As part of the program, the U.S. attorney’s office developed two tracks for offenders deemed low-risk: a deferred-prosecution agreement (DPA) and a deferred-sentencing agreement (DSA). Under a DPA, arrestees could have their case dismissed if they did community service by a certain time; under a DSA, arrestees would plead guilty, but could have their case dismissed if they did the community service.

“It’s a recognition in lower-level cases that…full-blown criminal prosecution is not always the best way to change individuals’ behavior, nor does it necessarily solve the problems we need to solve,” said Richard Tischner, chief of the U.S. attorney’s office Superior Court division.

The defense bar was also on board. “Young people making foolish mistakes, to give them an opportunity in the community to work off the debt is just really fantastic,” said Betty Ballester, president of the Superior Court Trial Lawyers Association.

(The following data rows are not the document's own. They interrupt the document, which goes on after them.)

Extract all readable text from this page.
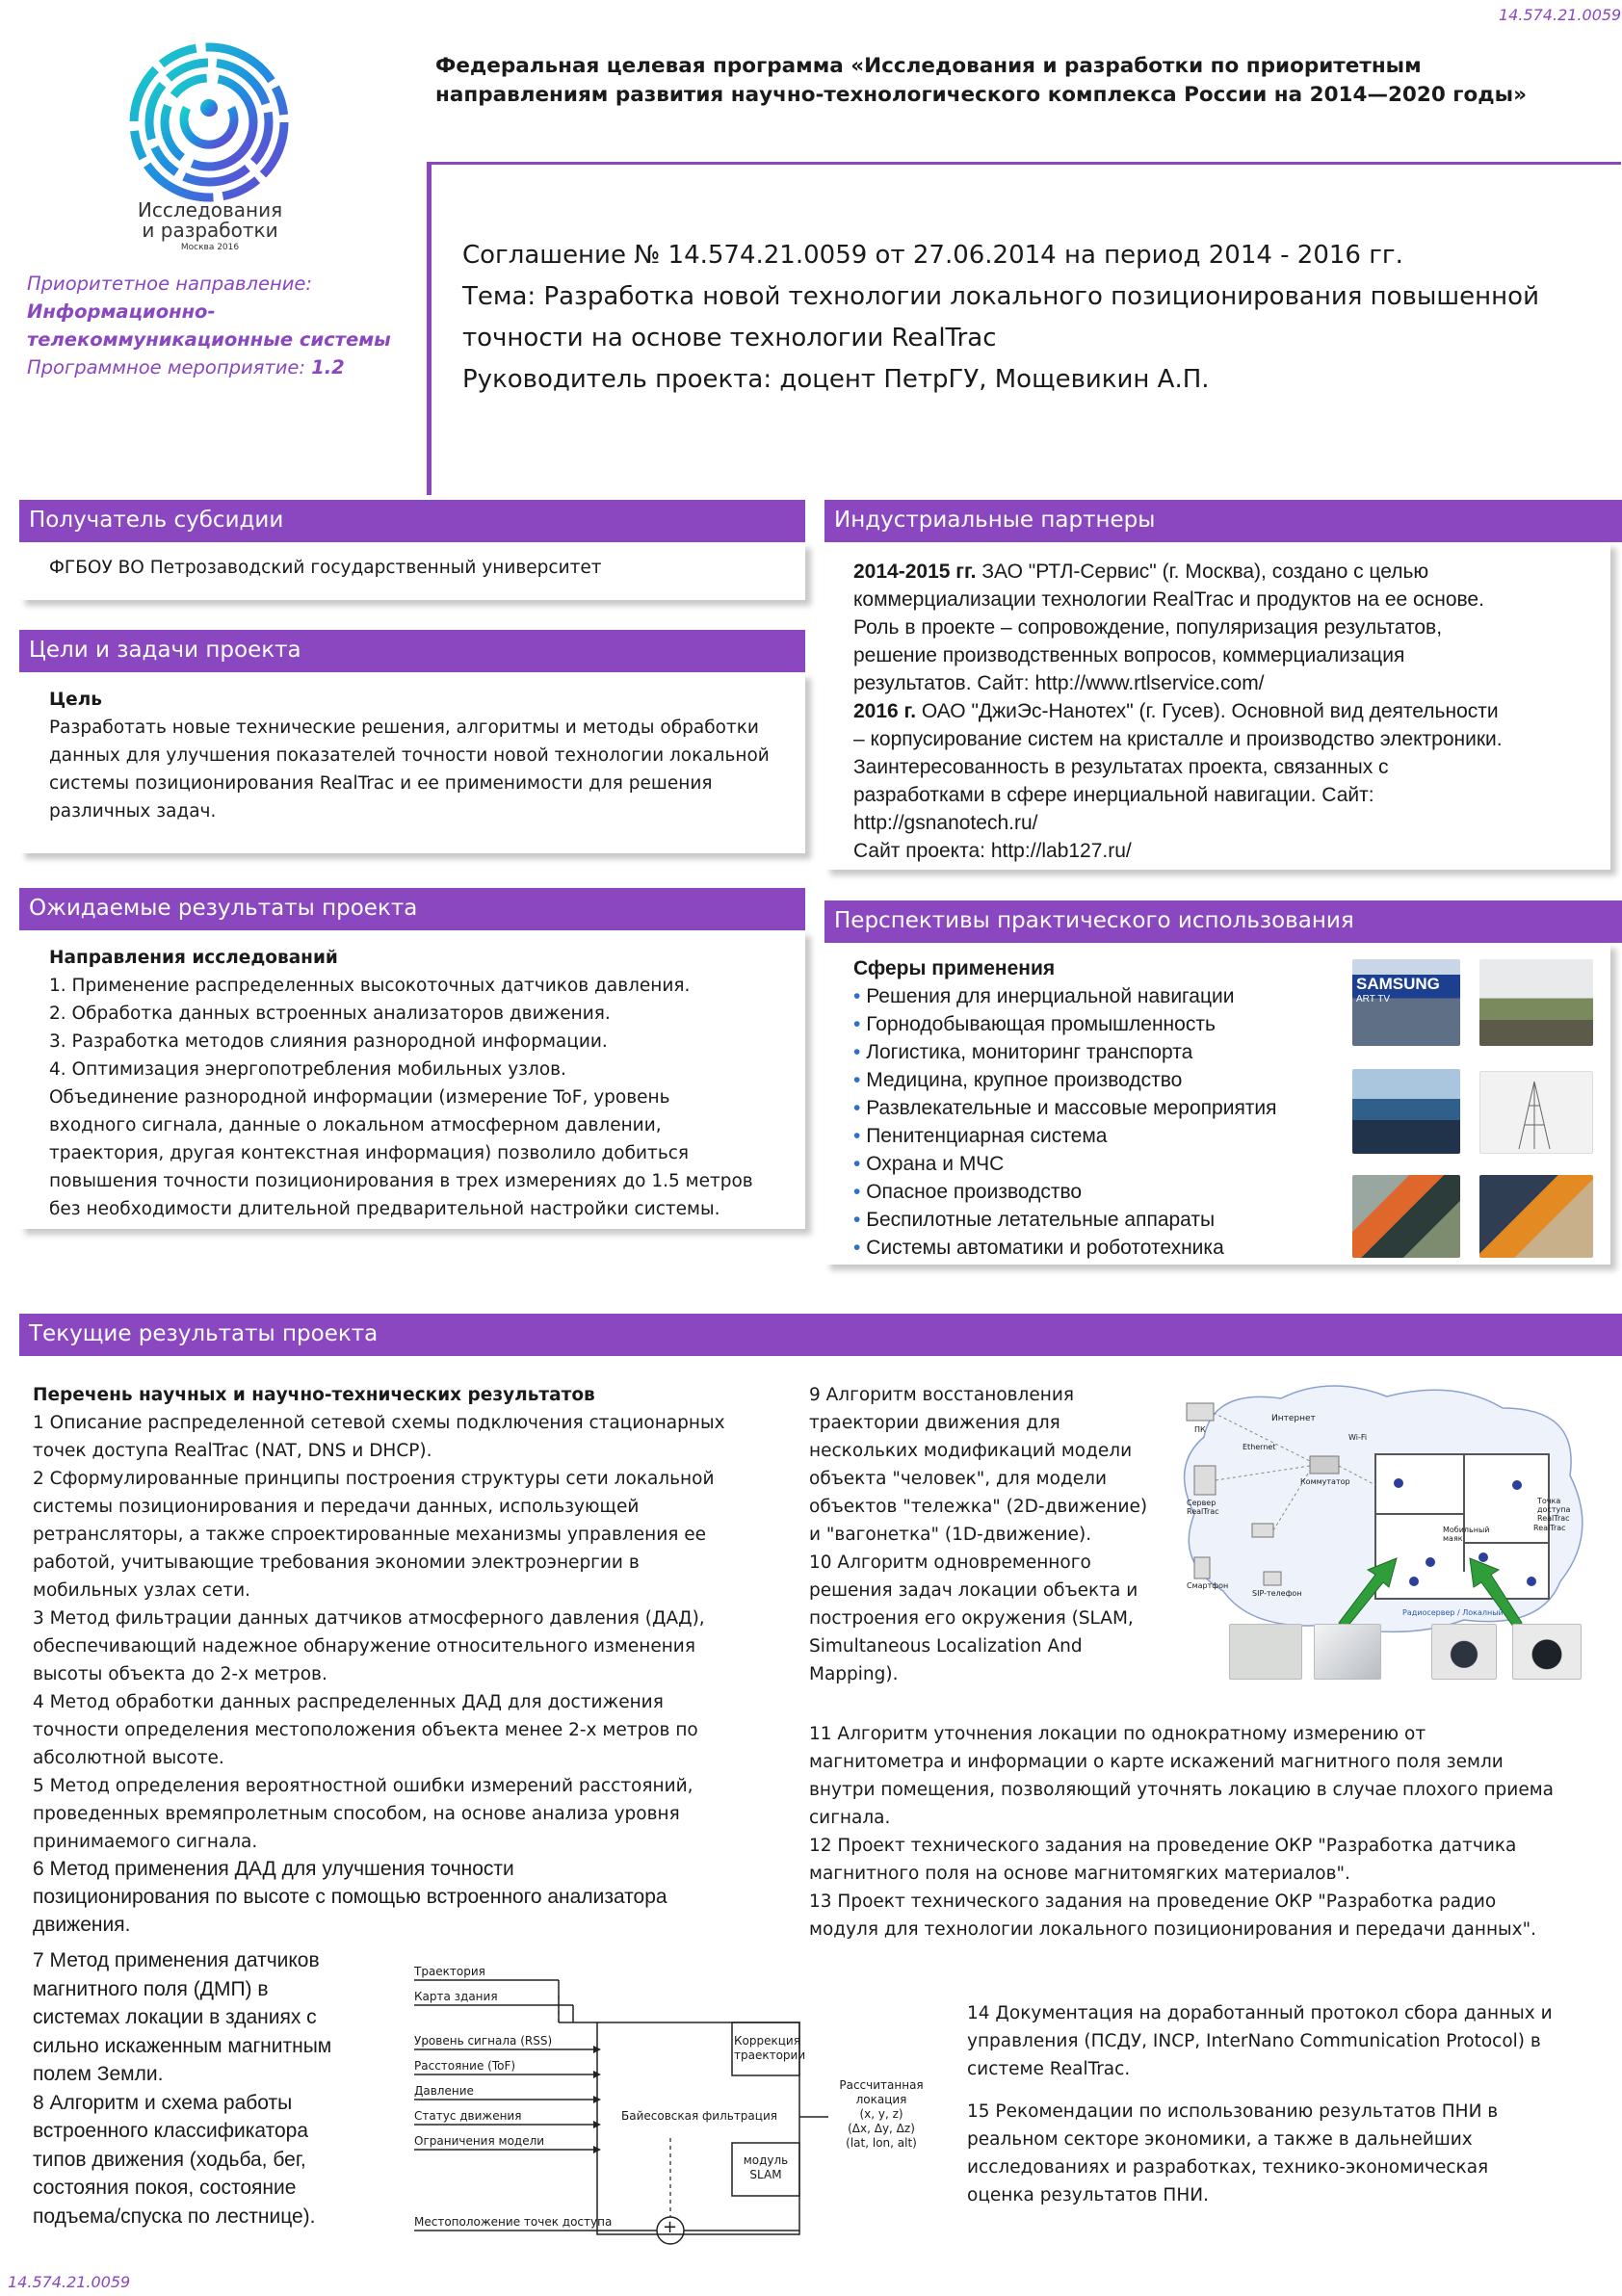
14.574.21.0059
Исследования
и разработки
Москва 2016
Приоритетное направление:
Информационно-
телекоммуникационные системы
Программное мероприятие: 1.2
Федеральная целевая программа «Исследования и разработки по приоритетным
направлениям развития научно-технологического комплекса России на 2014—2020 годы»
Соглашение № 14.574.21.0059 от 27.06.2014 на период 2014 - 2016 гг.
Тема: Разработка новой технологии локального позиционирования повышенной
точности на основе технологии RealTrac
Руководитель проекта: доцент ПетрГУ, Мощевикин А.П.
Получатель субсидии
ФГБОУ ВО Петрозаводский государственный университет
Цели и задачи проекта
Цель
Разработать новые технические решения, алгоритмы и методы обработки
данных для улучшения показателей точности новой технологии локальной
системы позиционирования RealTrac и ее применимости для решения
различных задач.
Ожидаемые результаты проекта
Направления исследований
1. Применение распределенных высокоточных датчиков давления.
2. Обработка данных встроенных анализаторов движения.
3. Разработка методов слияния разнородной информации.
4. Оптимизация энергопотребления мобильных узлов.
Объединение разнородной информации (измерение ToF, уровень
входного сигнала, данные о локальном атмосферном давлении,
траектория, другая контекстная информация) позволило добиться
повышения точности позиционирования в трех измерениях до 1.5 метров
без необходимости длительной предварительной настройки системы.
Индустриальные партнеры
2014-2015 гг. ЗАО "РТЛ-Сервис" (г. Москва), создано с целью
коммерциализации технологии RealTrac и продуктов на ее основе.
Роль в проекте – сопровождение, популяризация результатов,
решение производственных вопросов, коммерциализация
результатов. Сайт: http://www.rtlservice.com/
2016 г. ОАО "ДжиЭс-Нанотех" (г. Гусев). Основной вид деятельности
– корпусирование систем на кристалле и производство электроники.
Заинтересованность в результатах проекта, связанных с
разработками в сфере инерциальной навигации. Сайт:
http://gsnanotech.ru/
Сайт проекта: http://lab127.ru/
Перспективы практического использования
Сферы применения
• Решения для инерциальной навигации
• Горнодобывающая промышленность
• Логистика, мониторинг транспорта
• Медицина, крупное производство
• Развлекательные и массовые мероприятия
• Пенитенциарная система
• Охрана и МЧС
• Опасное производство
• Беспилотные летательные аппараты
• Системы автоматики и робототехника
SAMSUNG
ART TV
Текущие результаты проекта
Перечень научных и научно-технических результатов
1 Описание распределенной сетевой схемы подключения стационарных
точек доступа RealTrac (NAT, DNS и DHCP).
2 Сформулированные принципы построения структуры сети локальной
системы позиционирования и передачи данных, использующей
ретрансляторы, а также спроектированные механизмы управления ее
работой, учитывающие требования экономии электроэнергии в
мобильных узлах сети.
3 Метод фильтрации данных датчиков атмосферного давления (ДАД),
обеспечивающий надежное обнаружение относительного изменения
высоты объекта до 2-х метров.
4 Метод обработки данных распределенных ДАД для достижения
точности определения местоположения объекта менее 2-х метров по
абсолютной высоте.
5 Метод определения вероятностной ошибки измерений расстояний,
проведенных времяпролетным способом, на основе анализа уровня
принимаемого сигнала.
6 Метод применения ДАД для улучшения точности
позиционирования по высоте с помощью встроенного анализатора
движения.
7 Метод применения датчиков
магнитного поля (ДМП) в
системах локации в зданиях с
сильно искаженным магнитным
полем Земли.
8 Алгоритм и схема работы
встроенного классификатора
типов движения (ходьба, бег,
состояния покоя, состояние
подъема/спуска по лестнице).
9 Алгоритм восстановления
траектории движения для
нескольких модификаций модели
объекта "человек", для модели
объектов "тележка" (2D-движение)
и "вагонетка" (1D-движение).
10 Алгоритм одновременного
решения задач локации объекта и
построения его окружения (SLAM,
Simultaneous Localization And
Mapping).
11 Алгоритм уточнения локации по однократному измерению от
магнитометра и информации о карте искажений магнитного поля земли
внутри помещения, позволяющий уточнять локацию в случае плохого приема
сигнала.
12 Проект технического задания на проведение ОКР "Разработка датчика
магнитного поля на основе магнитомягких материалов".
13 Проект технического задания на проведение ОКР "Разработка радио
модуля для технологии локального позиционирования и передачи данных".
14 Документация на доработанный протокол сбора данных и
управления (ПСДУ, INCP, InterNano Communication Protocol) в
системе RealTrac.
15 Рекомендации по использованию результатов ПНИ в
реальном секторе экономики, а также в дальнейших
исследованиях и разработках, технико-экономическая
оценка результатов ПНИ.
Интернет
Мобильный маяк
Точка доступа RealTrac
Радиосервер / Локалный
ПК
Сервер RealTrac
Ethernet
Wi-Fi
Коммутатор
Смартфон
SIP-телефон
RealTrac
Траектория
Карта здания
Уровень сигнала (RSS)
Расстояние (ToF)
Давление
Статус движения
Ограничения модели
Местоположение точек доступа
Коррекция траектории
Байесовская фильтрация
модуль
SLAM
Рассчитанная
локация
(x, y, z)
(Δx, Δy, Δz)
(lat, lon, alt)
+
14.574.21.0059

Mark Rollins of Washington’s Rollins & Chan said he was wary at first. “The approach is a little different, in that you’re compromising and working with the prosecutor,” he said. “You’re trying to protect your client’s interests, but you’re also trying to look out for the interests of the community.” Over time, he added, “you learned how to deal with it.” Rollins said he doesn’t think the program was a cure-all, “but we just tried to help people as they were coming through.”

Until last spring, the U.S. attorney’s office didn’t offer DPAs and DSAs outside of the East of the River program. Rollins said he and a few other attorneys unsuccessfully tried to argue that this put defendants arrested west of the Anacostia River at a disadvantage, but Tischner said there was never a serious legal challenge.

The judge’s connection with the community was also a major part of the program. Rigsby said he went to meetings and events several times a week. “You’re tired, after you’re done with arraignments and pleas and status hearings,” he said. “You go into the community and…you get rejuvenated by the fact that the community is so concerned about offenders and what we do.”


Although the court hasn’t released data on the East of the River program, Canan did say that in 2011 about 30 percent of defendants took advantage of diversionary programs, from DPAs and DSAs to Drug Court and Mental Health Community Court. Informal data from the U.S. attorney’s office showed that a large percentage of low-level misdemeanor offenders citywide could be eligible for diversion. Canan said he’s aiming for 40 percent participation this year.

The citywide set-up will slightly change the East of the River model. A rotation of senior judges will handle a combined calendar for the Second and Fourth districts, which have historically low crime rates, to keep dockets balanced. On average, each community court judge’s docket has about 400 cases pending.

In the East of the River court, cases that went to trial were reassigned to other judges at random; under the new system, judges will handle cases from start to finish. The court is also taking over management of community service site placements, which were previously handled by the Pretrial Services Agency.

The judges, who attended community meetings before the new year, say they are eager to get started. Judge Juliet McKenna, who is taking on the First District calendar, said that in the first two weeks she could see how the diversion options help “defendants feel that it’s a weight lifted off of them.”

Robert Pittman, chairman of the First District Citizens Advisory Council, said he was familiar with the East of the River program and hopes the expansion can tamp down repeat offenders in his community. Common problems in the First District — which covers Capitol Hill, the Union Station area and the waterfront — range from car break-ins to snatched iPhones, he said.

“We want them to be punished and we want the judges to understand the impact that it has on the community,” Pittman said. At the same time, Pittman said he likes that the program tries to separate career criminals from people who just need help.

“We can help people get jobs, we can help them with their behavior,” he said. “There are some people who like to commit crimes, but in other cases, there are extenuating circumstances.”